Now that you’ve seen all three methods, let’s compare their performance! Try running this timing comparison to see the dramatic differences between approaches:

Challenge Code:

import time

# Time comparison for different methods
def time_function(func, n):
    start = time.time()
    result = func(n)
    end = time.time()
    return result, end - start

# Test with a moderate number (careful with recursive!)
test_n = 30
print(f"Computing F({test_n}) with different methods:\n")

# Iterative (fast)
result, duration = time_function(fibonacci_iterative, test_n)
print(f"Iterative: {result} (took {duration:.6f} seconds)")

# Binet's formula (very fast)
result, duration = time_function(fibonacci_binet, test_n)
print(f"Binet's:   {result} (took {duration:.6f} seconds)")

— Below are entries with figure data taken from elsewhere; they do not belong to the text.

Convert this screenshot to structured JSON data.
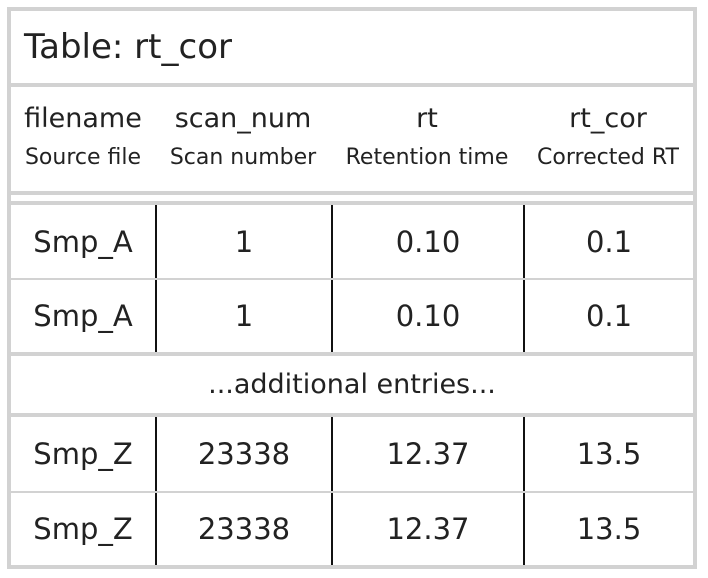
{
  "title": "Table: rt_cor",
  "columns": [
    {
      "name": "filename",
      "description": "Source file"
    },
    {
      "name": "scan_num",
      "description": "Scan number"
    },
    {
      "name": "rt",
      "description": "Retention time"
    },
    {
      "name": "rt_cor",
      "description": "Corrected RT"
    }
  ],
  "rows_top": [
    [
      "Smp_A",
      "1",
      "0.10",
      "0.1"
    ],
    [
      "Smp_A",
      "1",
      "0.10",
      "0.1"
    ]
  ],
  "ellipsis": "...additional entries...",
  "rows_bottom": [
    [
      "Smp_Z",
      "23338",
      "12.37",
      "13.5"
    ],
    [
      "Smp_Z",
      "23338",
      "12.37",
      "13.5"
    ]
  ]
}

# Recursive (slow - be patient!)
print("\nRecursive method running... (this will take a while)")
result, duration = time_function(fibonacci_recursive, test_n)
print(f"Recursive: {result} (took {duration:.6f} seconds)")

print("\n🎯 Challenge: Try changing test_n to see how each method scales!")
print("   - Iterative & Binet's can handle n=50+ easily")
print("   - Recursive becomes very slow after n=35")
Loading Python interpreter…

Your Turn!

Challenge Tasks:

  1. Modify the recursive function to use memoization (caching previous results) to make it faster
  2. Create a function that generates the first n Fibonacci numbers using your preferred method
  3. Investigate the golden ratio - calculate φ (phi) from consecutive Fibonacci numbers: F(n+1)/F(n)
  4. Research question: Why does Binet’s formula eventually become inaccurate for very large numbers?

Use any of the terminals above to experiment with these challenges!

Summary

What You Learned

In this lesson, you explored three different approaches to computing Fibonacci numbers:

  • Recursive Implementation: Elegant but exponentially slow (O(2^n)) - demonstrates the mathematical definition directly
  • Iterative Implementation: Efficient and practical (O(n) time, O(1) space) - builds solutions step-by-step
  • Binet’s Formula: Mathematically beautiful (O(1) but limited by precision) - uses the golden ratio for direct calculation
  • Performance Analysis: Understanding how algorithm choice dramatically affects execution time

Key Takeaways

Each approach teaches us different programming and mathematical concepts: - Recursion and why it can be inefficient without optimization (memoization) - Iteration and the power of building solutions incrementally - Mathematical formulas and their computational trade-offs between elegance and precision - Algorithm complexity and how it affects real-world performance

The Fibonacci sequence appears everywhere in nature and mathematics, making it a perfect example for understanding both algorithmic thinking and mathematical beauty in programming!